Inflation at 2-year high, breaches 6%

Inflation, measured by the wholesale price index, rose to a two-year high to touch 6.12% during the week-ended January 6.
Inflation at 2-year high, breaches 6%
NEW DELHI: Inflation, measured by the wholesale price index, rose to a two-year high to touch 6.12% during the week-ended January 6, due to costlier food and energy.
The rise in WPI, the highest since 2004-end, was also on account of a low base in first week of January 2006, when inflation was estimated at 3.86%.
Economists said even if the index had remained at the previous week's level of 208.1, inflation would have touched 6%, compared to Reserve Bank of India's forecast of 5-5.5% for 2006-07.

But the prognosis does not appear too good, with economists predicting that inflation will continue to rise 6% for a few more weeks and could touch 6.5% next month.
While FM P Chidambaram said government was worried and was watching the situation closely, he conceded that items of daily use like urad, tea, tomatoes, coconut and arhar dal were the real worries.
But he seems to be already under attack from political parties.
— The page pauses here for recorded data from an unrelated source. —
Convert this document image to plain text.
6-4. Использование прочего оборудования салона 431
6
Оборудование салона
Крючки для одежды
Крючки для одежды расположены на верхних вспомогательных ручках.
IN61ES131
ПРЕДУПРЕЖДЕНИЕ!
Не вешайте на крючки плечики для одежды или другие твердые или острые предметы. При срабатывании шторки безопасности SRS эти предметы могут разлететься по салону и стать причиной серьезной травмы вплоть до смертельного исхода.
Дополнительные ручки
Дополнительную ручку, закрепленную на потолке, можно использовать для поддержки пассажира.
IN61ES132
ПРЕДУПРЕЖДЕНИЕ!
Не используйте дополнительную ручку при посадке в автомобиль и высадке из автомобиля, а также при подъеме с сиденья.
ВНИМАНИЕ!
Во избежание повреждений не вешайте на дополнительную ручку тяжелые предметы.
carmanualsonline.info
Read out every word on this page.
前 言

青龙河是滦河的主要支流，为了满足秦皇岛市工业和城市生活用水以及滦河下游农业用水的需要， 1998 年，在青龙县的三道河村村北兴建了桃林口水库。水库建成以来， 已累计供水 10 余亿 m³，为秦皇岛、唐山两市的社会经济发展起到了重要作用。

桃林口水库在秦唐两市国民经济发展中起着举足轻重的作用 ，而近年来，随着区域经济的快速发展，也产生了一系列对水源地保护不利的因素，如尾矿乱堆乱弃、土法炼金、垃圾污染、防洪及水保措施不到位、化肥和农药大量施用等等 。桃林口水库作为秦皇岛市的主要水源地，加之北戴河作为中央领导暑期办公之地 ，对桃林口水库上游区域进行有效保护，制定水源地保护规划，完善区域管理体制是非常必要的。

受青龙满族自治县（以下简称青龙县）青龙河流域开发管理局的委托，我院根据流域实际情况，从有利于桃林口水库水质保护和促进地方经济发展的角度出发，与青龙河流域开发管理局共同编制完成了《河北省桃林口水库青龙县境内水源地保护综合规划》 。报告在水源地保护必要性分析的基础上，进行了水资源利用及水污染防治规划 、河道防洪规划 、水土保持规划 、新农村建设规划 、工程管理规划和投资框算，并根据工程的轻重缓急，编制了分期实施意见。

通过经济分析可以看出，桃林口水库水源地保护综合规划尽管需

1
BJP called it"mishandling of the economy" and CPM, while calling for a ban on futures trading in foodgrain, also sought a reduction in petrol and diesel prices.

Oil minister Murli Deora, however, ruled out an immediate reduction in petrol and diesel prices, saying crude prices have to fall below $50 a barrel to make it prudent for the government to cut rates at the retail level.
Hinting at some possible steps in the coming days, Congress spokesperson Abhishek Singhvi said,"Give the government a few more days."
Economists feared the latest inflation data along with sustained boom in the economy offered RBI the perfect backdrop for raising interest rates when it reviews the monetary and credit policy at the end of the month.
How much of an impact a possible rate hike would have on consumers can only be gauged once RBI annouces its next move.
Besides, any tinkering with the rates could also be negated by a possible cut in statutory liquidity ratio for banks, which will release money into the economy and act as a counterfoil for any liquidity squeeze.
RBI raised its main lending rate, called repo, four times last year to 7.25% to slow down credit growth and check prices. But with limited impact, it was forced to raise CRR to squeeze out liquidity from the system.
"Inflation is a monetary phenomenon and is also driven by supply-side constraints. The ministry of finance is in touch with RBI and agriculture ministry, and we will do whatever is needed," Chidambaram told reporters.
While fast pace of credit growth to companies is not of much concern, officials said there was a need to moderate prices in the real estate sector, where cost of houses are at least three times the level three years ago.